Watching the pictures of RAF jets embarking from Norfolk on their long trip to strafe Gaddafi forces from the air, I keep seeing it all through the eyes of this young woman. I think she was completely genuine in her love of her leader. She is an intelligent and humane person who has lived for twenty five years in a society that has imprinted upon her since childhood the notion of Gaddafi as liberator and hero.

So it seems to me that there is a danger in believing that the Libyans waving green flags and posters bearing the Colonel’s image are only acting out of fear. Things would be much simpler if they were: the rebels could be supported, Gaddafi could be ousted, and the people could be free to unite behind democracy like the eastern bloc countries after the fall of Communism.

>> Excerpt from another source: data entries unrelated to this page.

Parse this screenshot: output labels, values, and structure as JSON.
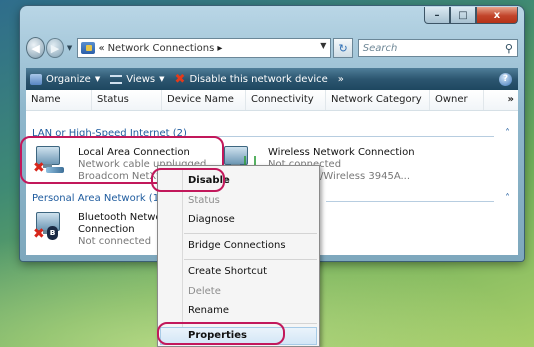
{
  "window": {
    "caption_buttons": {
      "minimize": "–",
      "maximize": "□",
      "close": "x"
    }
  },
  "addressbar": {
    "back_icon": "back-arrow-icon",
    "forward_icon": "forward-arrow-icon",
    "path_prefix": "«",
    "path": "Network Connections",
    "path_arrow": "▸",
    "refresh_icon": "refresh-icon",
    "search_placeholder": "Search"
  },
  "toolbar": {
    "organize": "Organize",
    "views": "Views",
    "disable": "Disable this network device",
    "more": "»",
    "help": "?"
  },
  "columns": [
    "Name",
    "Status",
    "Device Name",
    "Connectivity",
    "Network Category",
    "Owner"
  ],
  "columns_more": "»",
  "groups": {
    "lan": "LAN or High-Speed Internet (2)",
    "pan": "Personal Area Network (1)"
  },
  "connections": {
    "local": {
      "name": "Local Area Connection",
      "status": "Network cable unplugged",
      "device": "Broadcom NetXtr"
    },
    "wireless": {
      "name": "Wireless Network Connection",
      "status": "Not connected",
      "device": "/Wireless 3945A..."
    },
    "bluetooth": {
      "name_line1": "Bluetooth Netwo",
      "name_line2": "Connection",
      "status": "Not connected"
    }
  },
  "context_menu": {
    "disable": "Disable",
    "status": "Status",
    "diagnose": "Diagnose",
    "bridge": "Bridge Connections",
    "shortcut": "Create Shortcut",
    "delete": "Delete",
    "rename": "Rename",
    "properties": "Properties"
  },
  "colors": {
    "highlight": "#c2185b",
    "group_text": "#1e5b9e",
    "toolbar_bg": "#2c5670"
  }
}
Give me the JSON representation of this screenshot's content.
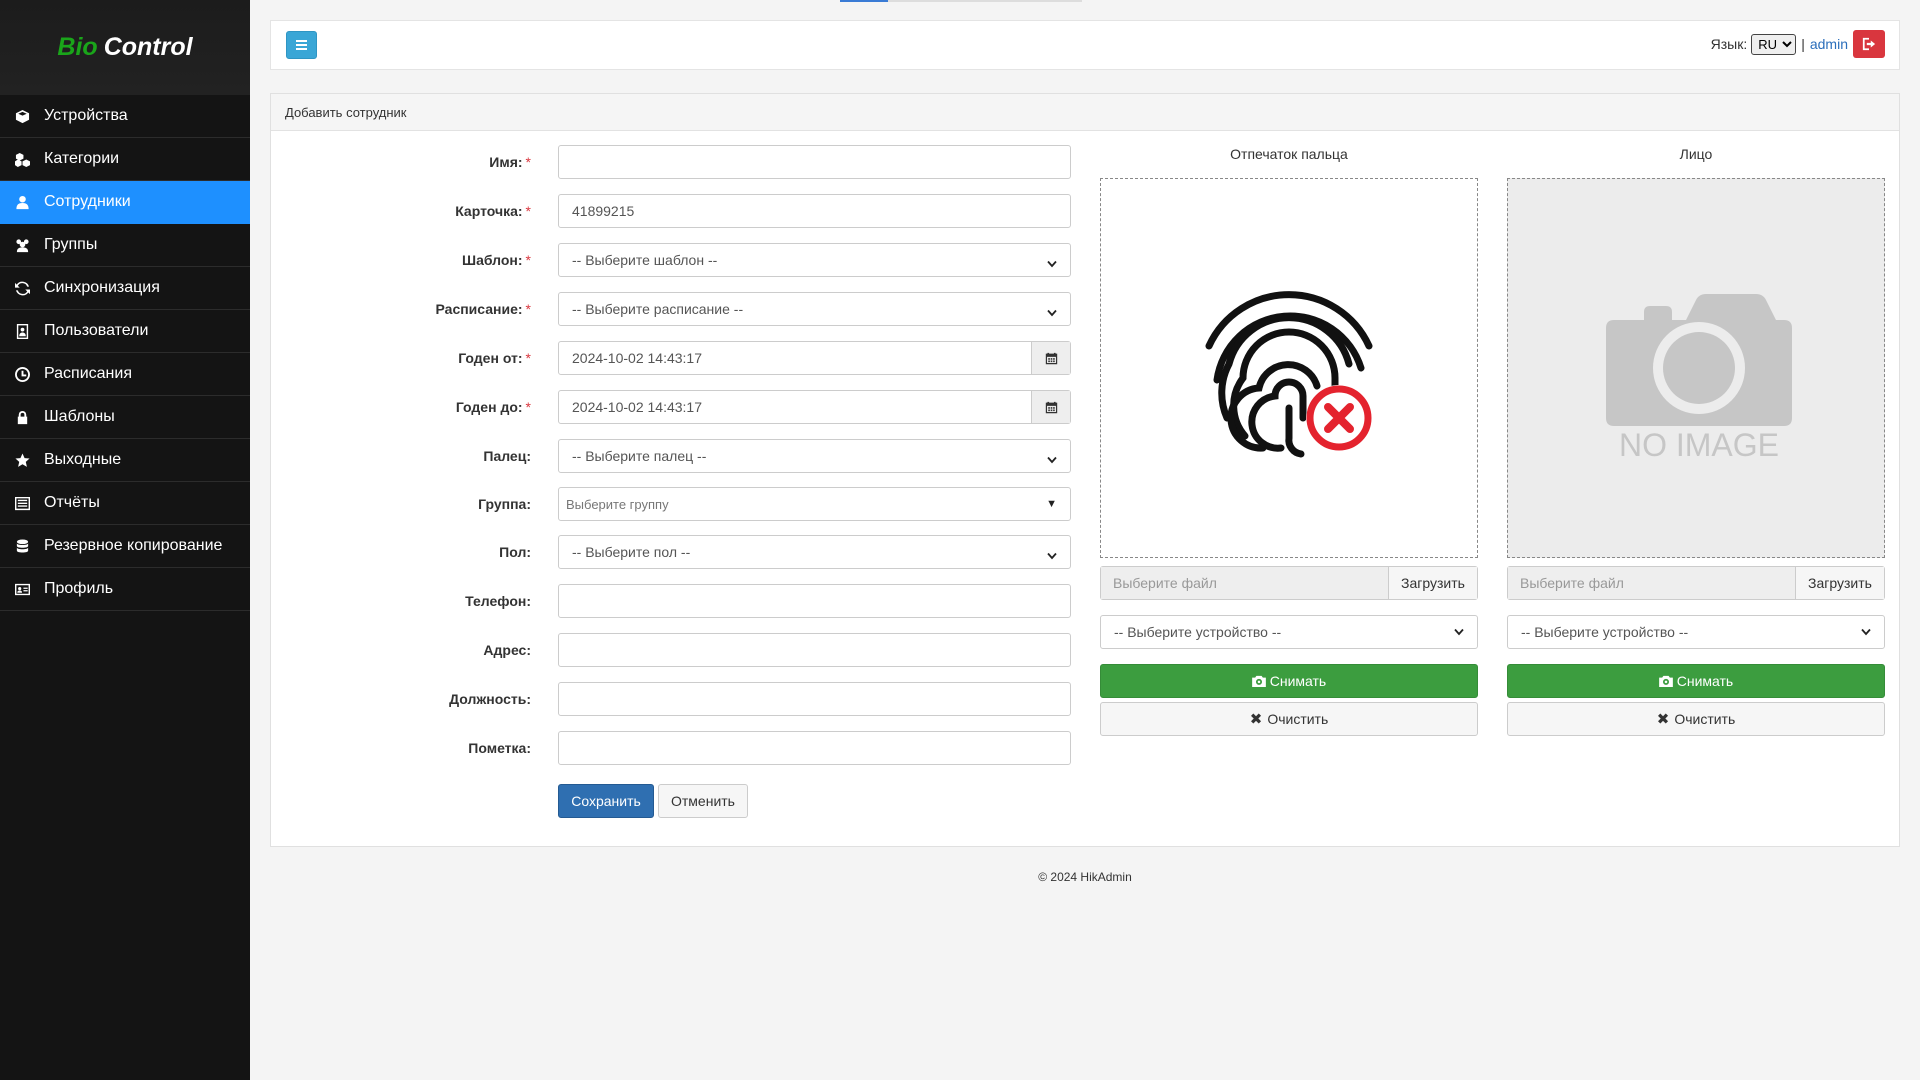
{
  "brand": {
    "part1": "Bio",
    "part2": "Control"
  },
  "sidebar": {
    "items": [
      {
        "label": "Устройства",
        "icon": "cube-icon",
        "active": false
      },
      {
        "label": "Категории",
        "icon": "cubes-icon",
        "active": false
      },
      {
        "label": "Сотрудники",
        "icon": "user-icon",
        "active": true
      },
      {
        "label": "Группы",
        "icon": "users-icon",
        "active": false
      },
      {
        "label": "Синхронизация",
        "icon": "refresh-icon",
        "active": false
      },
      {
        "label": "Пользователи",
        "icon": "user-card-icon",
        "active": false
      },
      {
        "label": "Расписания",
        "icon": "clock-icon",
        "active": false
      },
      {
        "label": "Шаблоны",
        "icon": "lock-icon",
        "active": false
      },
      {
        "label": "Выходные",
        "icon": "star-icon",
        "active": false
      },
      {
        "label": "Отчёты",
        "icon": "list-icon",
        "active": false
      },
      {
        "label": "Резервное копирование",
        "icon": "database-icon",
        "active": false
      },
      {
        "label": "Профиль",
        "icon": "id-card-icon",
        "active": false
      }
    ]
  },
  "topbar": {
    "lang_label": "Язык:",
    "lang_value": "RU",
    "separator": "|",
    "user": "admin"
  },
  "panel": {
    "title": "Добавить сотрудник"
  },
  "form": {
    "name": {
      "label": "Имя:",
      "value": ""
    },
    "card": {
      "label": "Карточка:",
      "value": "41899215"
    },
    "template": {
      "label": "Шаблон:",
      "value": "-- Выберите шаблон --"
    },
    "schedule": {
      "label": "Расписание:",
      "value": "-- Выберите расписание --"
    },
    "valid_from": {
      "label": "Годен от:",
      "value": "2024-10-02 14:43:17"
    },
    "valid_to": {
      "label": "Годен до:",
      "value": "2024-10-02 14:43:17"
    },
    "finger": {
      "label": "Палец:",
      "value": "-- Выберите палец --"
    },
    "group": {
      "label": "Группа:",
      "placeholder": "Выберите группу"
    },
    "gender": {
      "label": "Пол:",
      "value": "-- Выберите пол --"
    },
    "phone": {
      "label": "Телефон:",
      "value": ""
    },
    "address": {
      "label": "Адрес:",
      "value": ""
    },
    "position": {
      "label": "Должность:",
      "value": ""
    },
    "note": {
      "label": "Пометка:",
      "value": ""
    },
    "required_mark": "*",
    "save_label": "Сохранить",
    "cancel_label": "Отменить"
  },
  "fingerprint": {
    "title": "Отпечаток пальца",
    "file_placeholder": "Выберите файл",
    "upload_label": "Загрузить",
    "device_select": "-- Выберите устройство --",
    "capture_label": "Снимать",
    "clear_label": "Очистить"
  },
  "face": {
    "title": "Лицо",
    "no_image_text": "NO IMAGE",
    "file_placeholder": "Выберите файл",
    "upload_label": "Загрузить",
    "device_select": "-- Выберите устройство --",
    "capture_label": "Снимать",
    "clear_label": "Очистить"
  },
  "footer": {
    "text": "© 2024 HikAdmin"
  },
  "colors": {
    "sidebar_bg": "#141414",
    "active_item": "#1e90ff",
    "brand_green": "#1aa51a",
    "primary_button": "#2f6fb1",
    "success_button": "#3c9d3f",
    "danger_button": "#d9363e",
    "toggle_button": "#3aa6d6"
  }
}
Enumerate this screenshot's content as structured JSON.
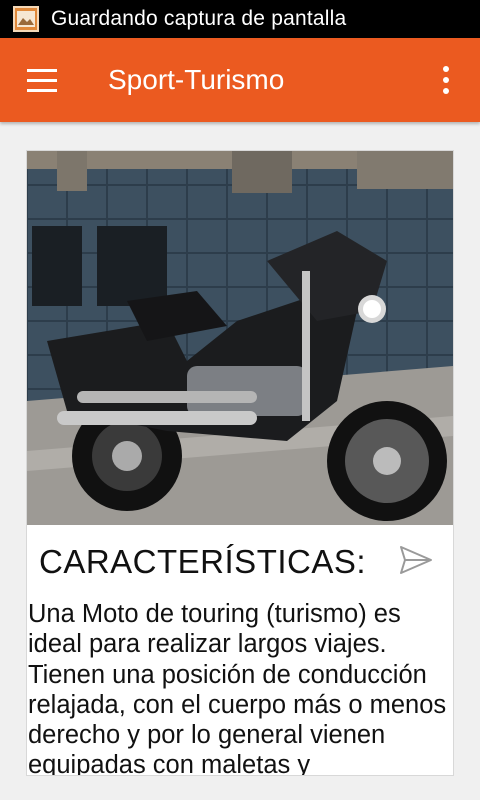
{
  "status_bar": {
    "notification": "Guardando captura de pantalla",
    "icon": "image-icon"
  },
  "app_bar": {
    "title": "Sport-Turismo",
    "menu_icon": "hamburger-menu-icon",
    "overflow_icon": "more-vertical-icon",
    "color": "#eb5a20"
  },
  "card": {
    "image_alt": "motorcycle-photo",
    "heading": "CARACTERÍSTICAS:",
    "share_icon": "send-icon",
    "body": "Una Moto de touring (turismo) es ideal para realizar largos viajes. Tienen una posición de conducción relajada, con el cuerpo más o menos derecho y por lo general vienen equipadas con maletas y"
  }
}
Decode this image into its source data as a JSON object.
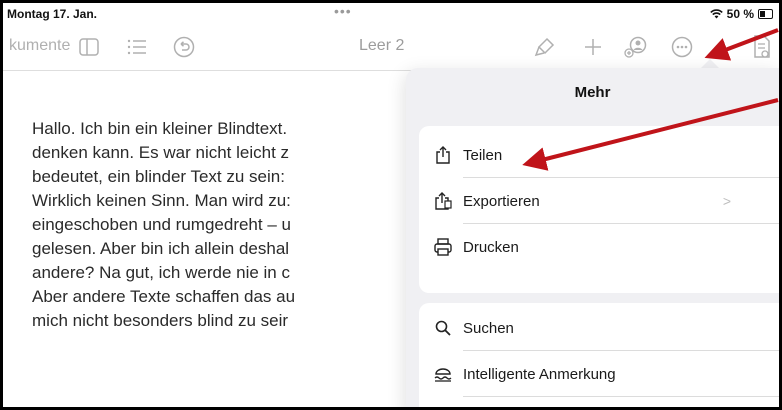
{
  "status": {
    "date": "Montag 17. Jan.",
    "dots": "•••",
    "battery_pct": "50 %"
  },
  "toolbar": {
    "docs_label": "kumente",
    "doc_title": "Leer 2"
  },
  "body_text": "Hallo. Ich bin ein kleiner Blindtext.\ndenken kann. Es war nicht leicht z\nbedeutet, ein blinder Text zu sein:\nWirklich keinen Sinn. Man wird zu:\neingeschoben und rumgedreht – u\ngelesen. Aber bin ich allein deshal\nandere? Na gut, ich werde nie in c\nAber andere Texte schaffen das au\nmich nicht besonders blind zu seir",
  "menu": {
    "title": "Mehr",
    "group1": [
      {
        "label": "Teilen",
        "icon": "share-icon"
      },
      {
        "label": "Exportieren",
        "icon": "export-icon",
        "chevron": ">"
      },
      {
        "label": "Drucken",
        "icon": "printer-icon"
      }
    ],
    "group2": [
      {
        "label": "Suchen",
        "icon": "search-icon"
      },
      {
        "label": "Intelligente Anmerkung",
        "icon": "smart-annotation-icon"
      }
    ]
  },
  "colors": {
    "annotation_arrow": "#c0141a",
    "toolbar_icon": "#b0b0b0"
  }
}
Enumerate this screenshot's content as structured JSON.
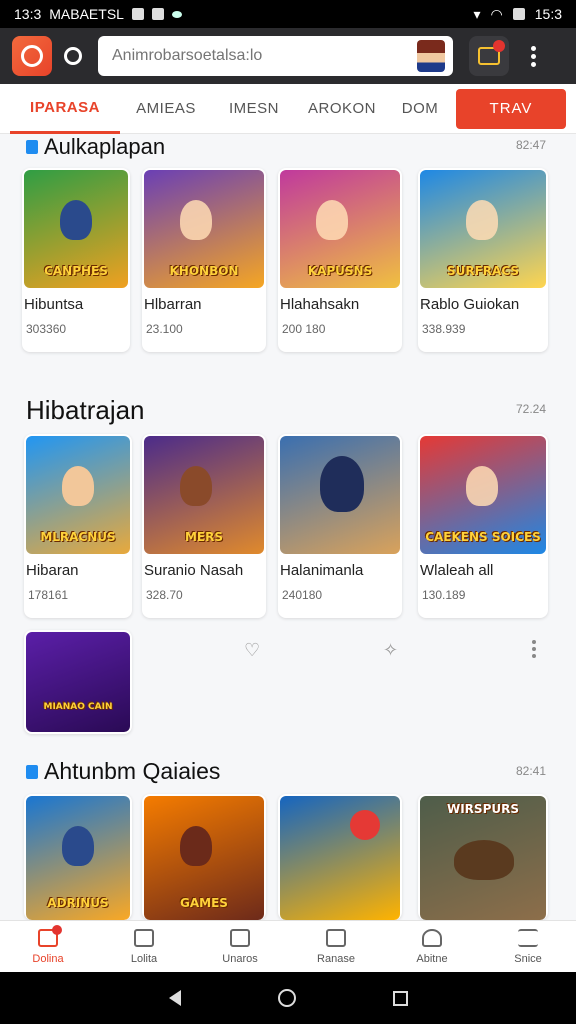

But my feeling is that it’s not like that. I think my clever ex-student will be just one among many, many decent Libyans conditioned by years under Gaddafi; one among many who see the rebels, aided now by the West, as destroyers of a national success story. The Western countries have a duty to protect these rebels who have been brave enough to resist a tyrant and are now rightly doing so. But it would be naïve to assume that most ‘ordinary Libyans’ (a phrase we will surely start to hear plenty of in the coming days) will be covertly supporting their actions, ready to join the revolution the moment it looks like the leader really can be toppled.